Its Spring time, Easter time. The time of earthly renewal long marked on clog almanacs and calendars, and celebrated by diverse societies for time out of mind. The natural world is astir and the business and promise of life inspires one to activity, and one yearns to make, and do, and to strengthen connections with the old and the new.
Far away in Florida, I contemplate my family in Idaho and Utah, and I miss feeling those feelings on home ground, in my own territory, among the people and places of my origin. Thus is life in a fragmented and mobile society. But thinking of my northwestern roots, my mind returns to this lovely paragraph in which the wife of a Montana sheep rancher recounts Spring and lambing time at the Call Ranch in the Madison River valley south of Ennis, MT, in the far-gone decades prior to WWII.

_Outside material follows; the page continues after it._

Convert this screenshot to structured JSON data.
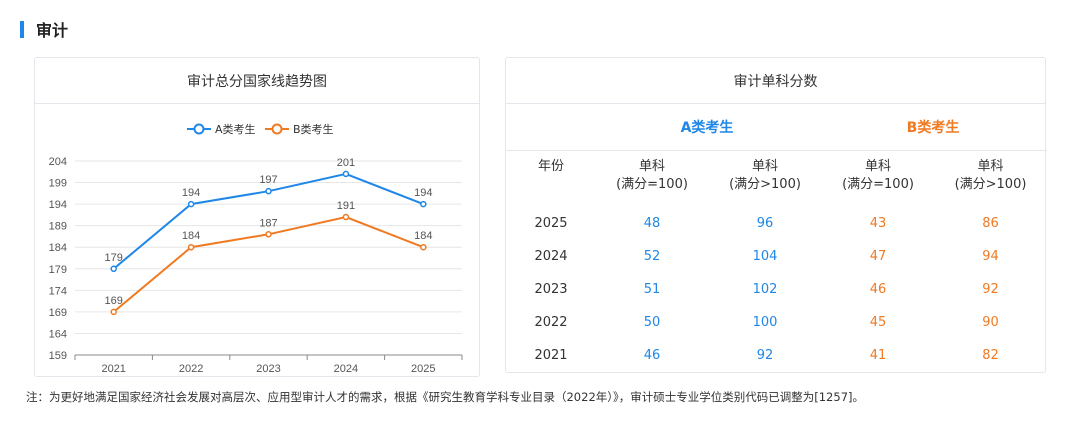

“For everywhere I look I can see the stir of new life – in the tender, pale green of the hills, rolling on and on to meet the horizon; in the deepening green of slender, silver-trunked quaking aspen; in the sweet, sharp-scented fragrance of pine and spruce and fir, as the sap runs through their branches.”
Hughie Call. Golden Fleece, with Illustrations by Paul Brown. The Houghton Mifflin Company, Boston. The Riverside Press, Cambridge, Massachusetts. 250 pp.I have a deep knowledge of what she was feeling. The book is a cherished volume in my library.